Even though we want ProFros to choose “us” over “them,” let’s not resort to mudslinging or throwing around meaningless statistics. Celebrating the dethroning of Harvard in a scramble to the top of a questionable heap reflects the kind of zero-sum thinking that motivates at least a subset of those aspirants and pretenders – a motivation that is profoundly distasteful. It’s about image rather than substance, sex appeal rather than heart.
That’s why this ranking doesn’t feel like a victory. Unfortunately, these Princeton Review rankings perpetuate glib answers rather than considered statements of vision. They cede principle to the masses instead of stamping down and answering: This is what we stand for. I think that’s what gets me: It’s a popularity contest, but is that how we want to be defined? If we know who we are, we shouldn’t care what these kids or their parents think.
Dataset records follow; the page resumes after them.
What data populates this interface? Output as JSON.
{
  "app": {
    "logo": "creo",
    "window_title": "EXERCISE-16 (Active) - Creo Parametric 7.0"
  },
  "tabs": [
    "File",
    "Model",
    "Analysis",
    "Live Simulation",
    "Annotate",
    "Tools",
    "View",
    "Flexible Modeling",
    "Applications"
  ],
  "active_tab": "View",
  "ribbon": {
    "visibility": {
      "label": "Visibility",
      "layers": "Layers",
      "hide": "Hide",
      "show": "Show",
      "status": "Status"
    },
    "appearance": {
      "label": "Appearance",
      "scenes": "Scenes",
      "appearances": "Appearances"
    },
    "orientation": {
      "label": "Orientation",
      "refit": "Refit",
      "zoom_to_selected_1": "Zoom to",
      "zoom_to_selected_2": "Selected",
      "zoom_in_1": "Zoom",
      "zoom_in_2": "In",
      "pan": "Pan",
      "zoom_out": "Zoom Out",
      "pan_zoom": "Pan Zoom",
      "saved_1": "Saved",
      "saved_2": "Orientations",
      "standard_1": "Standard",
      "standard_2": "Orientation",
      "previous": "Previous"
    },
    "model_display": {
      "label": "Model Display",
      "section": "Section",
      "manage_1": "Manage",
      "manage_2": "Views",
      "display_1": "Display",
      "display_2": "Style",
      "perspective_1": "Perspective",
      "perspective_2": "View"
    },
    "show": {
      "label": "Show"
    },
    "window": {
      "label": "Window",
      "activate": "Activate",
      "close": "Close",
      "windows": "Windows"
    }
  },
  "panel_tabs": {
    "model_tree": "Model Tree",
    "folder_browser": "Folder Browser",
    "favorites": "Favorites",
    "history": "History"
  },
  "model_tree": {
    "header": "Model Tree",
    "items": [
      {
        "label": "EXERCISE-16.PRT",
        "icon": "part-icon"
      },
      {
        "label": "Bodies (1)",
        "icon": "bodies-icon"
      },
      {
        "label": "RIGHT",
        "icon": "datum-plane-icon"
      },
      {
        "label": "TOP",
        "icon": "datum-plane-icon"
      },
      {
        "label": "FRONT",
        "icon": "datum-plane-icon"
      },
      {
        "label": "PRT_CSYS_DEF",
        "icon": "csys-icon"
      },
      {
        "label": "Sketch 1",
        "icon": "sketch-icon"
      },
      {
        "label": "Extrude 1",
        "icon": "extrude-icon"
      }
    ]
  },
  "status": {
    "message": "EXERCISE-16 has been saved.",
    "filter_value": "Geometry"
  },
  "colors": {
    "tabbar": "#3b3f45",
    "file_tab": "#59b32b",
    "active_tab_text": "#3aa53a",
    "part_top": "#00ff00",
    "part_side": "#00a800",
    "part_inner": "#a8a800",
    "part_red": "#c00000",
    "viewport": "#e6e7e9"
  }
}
It’s not an honor to be recognized for a flimsy, throwaway statement like “dream school.”
It’s thus misguided for students and alumni to crow about “beating” Harvard. A constellation of many great institutions is far better for society – and for democracy – than one centralizing font of greatness surrounded by mediocre neighbors. My friend and fellow Stanford alum Jennifer Rabedeau pointedly observes that competition from worthy peer institutions can keep us on our toes.
So please, dreamers, understand what it means to join the Stanford community. It’s not a golden ticket to comfort or riches, though maybe that happens now and again. It’s the opportunity to be trained in skills humanistic and practical, to exercise new ways of thinking and to find compatriots to join you, hand in hand, in a lifelong mission. Or rather, a whole array of missions – some of which seek changes that won’t even be realized in this lifetime, but are worthwhile nonetheless.
To become part of this place is to live and breathe and believe in an idea. If that is your dream, welcome to Stanford.